No. It’s just a two-letter-word, but it can be incredibly hard to use. If you’re a pleaser, chances are that this sounds ‘vaguely’ familiar to you. We get it, you don’t want to disappoint anyone by telling them no. But this could mean you’re probably exhausted by now, trying to please everyone around you. Setting boundaries, saying no and standing up for yourself. Those can be scary things, especially in the workplace. But once you get the hang of it, ‘no’ can be such a powerful word.
It’s important to set your limitations, become self-aware and make sure you don’t take on more than you can handle. We’re so used to saying yes to everything, we don’t even know how to rightfully say no anymore. High time to start handing out more ‘no’s.’ Without the guilt, the self-blame or the doubt, pretty please.
Self-care isn’t selfish
First of all: self-care isn’t selfish. You have to take good care of yourself, no one else is going to do it for you. And sure, we’ve all been there. Saying yes to another task while your work is already piling up. Why? Well, it’s just hard to sell no to your manager or favourite co-worker. Moreover, you don’t want to disappoint anyone because it’s scary. What will they say or think? Well, this shouldn’t be your motivator. Take care of yourself first, everything else is secondary (remember those oxygen masks in the airplane?). Think about your self-care, the next time someone tries to squeeze a yes out of you when this should definitely be a ‘no.’
Don’t throw ‘yes’s’ around like confetti
The yes-word isn’t party confetti you should sprinkle around freely. Saying yes to everything and everyone doesn’t make you more lovable or respected. It also doesn’t define who you are. People might be disappointed in the act of you saying no, but not in you as a person. Remember, saying yes to someone, means saying no to yourself. Sounds pretty silly when you put it like that, right?
Everyone needs boundaries, so do you
‘The people who get upset with you when setting boundaries are the ones benefitting from them’ is a well-known quote. But the thing is, everyone needs boundaries. Without them, we would all become overworked and taken advantage of. So, don’t be afraid to set your own, and don’t cross them. It’s what they’re for.
Stop being everyone’s office bestie
Of course, everyone wants to be liked. But you don’t have to be everyone’s best friend or cheerleader. It’s simply not your job. Moreover, it’s a draining and unnecessary task to move heaven and earth to get everyone to like you. It’s perfectly healthy to disagree and address it. Discussion and disagreement in the workplace are what makes a team work and keeps it on its toes. Just don’t go to war or let your emotions get the best of you. Stay professional, respect your co-worker’s opinion and keep in mind that it’s not about winning.
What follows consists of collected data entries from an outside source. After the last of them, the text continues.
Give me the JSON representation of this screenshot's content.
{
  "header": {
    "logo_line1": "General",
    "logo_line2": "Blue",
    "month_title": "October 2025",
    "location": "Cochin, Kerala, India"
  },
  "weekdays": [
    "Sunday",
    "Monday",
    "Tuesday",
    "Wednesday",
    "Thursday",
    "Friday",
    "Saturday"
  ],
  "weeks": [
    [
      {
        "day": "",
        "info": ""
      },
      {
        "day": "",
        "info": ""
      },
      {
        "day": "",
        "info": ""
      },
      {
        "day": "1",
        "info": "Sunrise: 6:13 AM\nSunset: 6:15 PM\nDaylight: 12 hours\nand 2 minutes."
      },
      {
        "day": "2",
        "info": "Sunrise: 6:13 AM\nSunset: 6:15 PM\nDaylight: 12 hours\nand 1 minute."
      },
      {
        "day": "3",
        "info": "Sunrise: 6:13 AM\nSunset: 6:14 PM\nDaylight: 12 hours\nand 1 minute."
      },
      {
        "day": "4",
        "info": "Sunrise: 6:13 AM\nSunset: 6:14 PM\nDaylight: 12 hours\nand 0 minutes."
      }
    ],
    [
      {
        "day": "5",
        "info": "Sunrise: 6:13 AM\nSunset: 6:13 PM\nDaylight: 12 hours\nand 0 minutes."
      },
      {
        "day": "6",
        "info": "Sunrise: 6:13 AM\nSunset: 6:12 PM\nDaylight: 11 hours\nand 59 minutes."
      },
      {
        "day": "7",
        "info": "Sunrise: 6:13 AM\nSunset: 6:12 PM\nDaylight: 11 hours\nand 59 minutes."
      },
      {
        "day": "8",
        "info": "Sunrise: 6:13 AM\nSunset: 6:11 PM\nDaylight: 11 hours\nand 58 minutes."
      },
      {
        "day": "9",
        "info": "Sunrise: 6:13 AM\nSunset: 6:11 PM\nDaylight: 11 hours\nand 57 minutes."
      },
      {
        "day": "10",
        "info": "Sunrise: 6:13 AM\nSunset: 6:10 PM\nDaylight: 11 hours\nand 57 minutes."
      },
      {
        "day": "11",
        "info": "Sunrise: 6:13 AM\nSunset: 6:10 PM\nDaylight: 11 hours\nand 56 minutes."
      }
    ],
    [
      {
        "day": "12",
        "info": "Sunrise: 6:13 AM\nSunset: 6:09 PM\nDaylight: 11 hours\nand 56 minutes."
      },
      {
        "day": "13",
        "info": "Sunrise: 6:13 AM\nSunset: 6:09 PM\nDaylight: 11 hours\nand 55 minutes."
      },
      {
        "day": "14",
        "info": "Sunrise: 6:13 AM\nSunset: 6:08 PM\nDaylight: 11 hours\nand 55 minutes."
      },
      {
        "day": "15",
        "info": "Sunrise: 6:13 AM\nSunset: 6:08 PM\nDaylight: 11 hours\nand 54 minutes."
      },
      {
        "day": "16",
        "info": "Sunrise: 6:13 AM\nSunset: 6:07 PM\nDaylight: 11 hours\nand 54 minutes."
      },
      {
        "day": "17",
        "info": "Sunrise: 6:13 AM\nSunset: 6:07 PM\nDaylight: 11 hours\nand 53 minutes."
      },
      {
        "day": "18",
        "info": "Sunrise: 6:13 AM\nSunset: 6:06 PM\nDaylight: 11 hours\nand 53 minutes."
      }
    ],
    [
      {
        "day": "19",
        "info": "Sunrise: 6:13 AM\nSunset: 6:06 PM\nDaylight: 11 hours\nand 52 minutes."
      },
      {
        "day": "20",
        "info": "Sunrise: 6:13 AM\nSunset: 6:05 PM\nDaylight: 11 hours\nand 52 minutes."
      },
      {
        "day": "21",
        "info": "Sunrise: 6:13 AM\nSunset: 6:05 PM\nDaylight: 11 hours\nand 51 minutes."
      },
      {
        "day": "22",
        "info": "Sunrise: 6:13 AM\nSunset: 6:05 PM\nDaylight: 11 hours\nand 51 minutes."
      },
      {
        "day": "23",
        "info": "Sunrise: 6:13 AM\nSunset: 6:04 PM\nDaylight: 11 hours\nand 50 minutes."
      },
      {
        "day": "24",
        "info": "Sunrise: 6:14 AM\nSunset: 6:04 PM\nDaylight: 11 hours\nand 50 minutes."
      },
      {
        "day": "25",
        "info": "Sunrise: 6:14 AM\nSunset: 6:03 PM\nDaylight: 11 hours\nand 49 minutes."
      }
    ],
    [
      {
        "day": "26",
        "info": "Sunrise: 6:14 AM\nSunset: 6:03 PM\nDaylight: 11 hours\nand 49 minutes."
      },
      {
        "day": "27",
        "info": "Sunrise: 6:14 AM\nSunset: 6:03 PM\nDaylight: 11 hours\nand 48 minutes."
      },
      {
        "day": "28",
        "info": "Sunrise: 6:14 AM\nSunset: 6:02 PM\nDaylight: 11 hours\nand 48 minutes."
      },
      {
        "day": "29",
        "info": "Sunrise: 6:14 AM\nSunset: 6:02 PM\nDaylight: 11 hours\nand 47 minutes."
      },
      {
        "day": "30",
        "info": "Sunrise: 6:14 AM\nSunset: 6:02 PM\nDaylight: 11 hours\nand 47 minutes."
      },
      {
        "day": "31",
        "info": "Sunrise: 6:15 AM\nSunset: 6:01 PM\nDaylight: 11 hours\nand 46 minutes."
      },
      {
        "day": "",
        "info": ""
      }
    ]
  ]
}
It’s about resolving an issue.
Take a moment and fight the fear
You might experience some resistance in the beginning when you try to say ‘no’ more often. This is because people are not used to you rejecting them. But don’t let that stop you from setting your own limits or let anger or fear overrule you and trick you into saying yes. You’ll probably feel the urge to fix the current situation – as someone in front of you is directly asking for your help. Here’s how to deal: take a little pause before you speak. Let the emotions rush through your body, if you feel like you’re getting upset or angry. This way you won’t express them verbally. After a short pause, speak your mind and stay committed.
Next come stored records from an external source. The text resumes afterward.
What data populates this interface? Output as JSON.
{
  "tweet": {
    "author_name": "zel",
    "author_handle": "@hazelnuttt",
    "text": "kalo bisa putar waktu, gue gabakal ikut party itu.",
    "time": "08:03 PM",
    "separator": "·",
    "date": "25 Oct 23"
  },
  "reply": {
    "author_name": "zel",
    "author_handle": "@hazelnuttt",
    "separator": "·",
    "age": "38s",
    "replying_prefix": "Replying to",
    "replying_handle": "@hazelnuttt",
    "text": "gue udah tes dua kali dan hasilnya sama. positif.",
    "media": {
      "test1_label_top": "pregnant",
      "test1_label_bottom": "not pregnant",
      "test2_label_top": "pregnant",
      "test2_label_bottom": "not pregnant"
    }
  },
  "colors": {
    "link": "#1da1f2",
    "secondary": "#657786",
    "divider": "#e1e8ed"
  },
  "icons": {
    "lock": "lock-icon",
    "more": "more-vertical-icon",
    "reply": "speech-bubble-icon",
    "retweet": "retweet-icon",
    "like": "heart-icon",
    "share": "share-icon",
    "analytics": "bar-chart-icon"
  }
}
Kill it with kindness but don’t apologise
Don’t get overenthusiastic and take it too far. If someone requests your help and you respond with a harsh ‘no’ without any reasonable explanation, it might provoke the recipient. Try to cushion it with a compliment, but never say you’re sorry. You’re not doing anything wrong. Per example: ‘thank you for this opportunity, but I’m afraid I have to decline for now.’ You don’t have to over-explain yourself, but make sure you won’t be brusque – that could send the wrong message. And, as with almost everything, practice makes perfect. So, let’s start using it more often. When you end up in a difficult situation where you want to say no, but the words aren’t coming out of your mouth – you can always say: let me think about it, I’ll get back to you.’ This way you can buy yourself some time and say no after all. Practice makes perfect, go try it out and don’t be too hard on yourself. It’s time to make life more about you.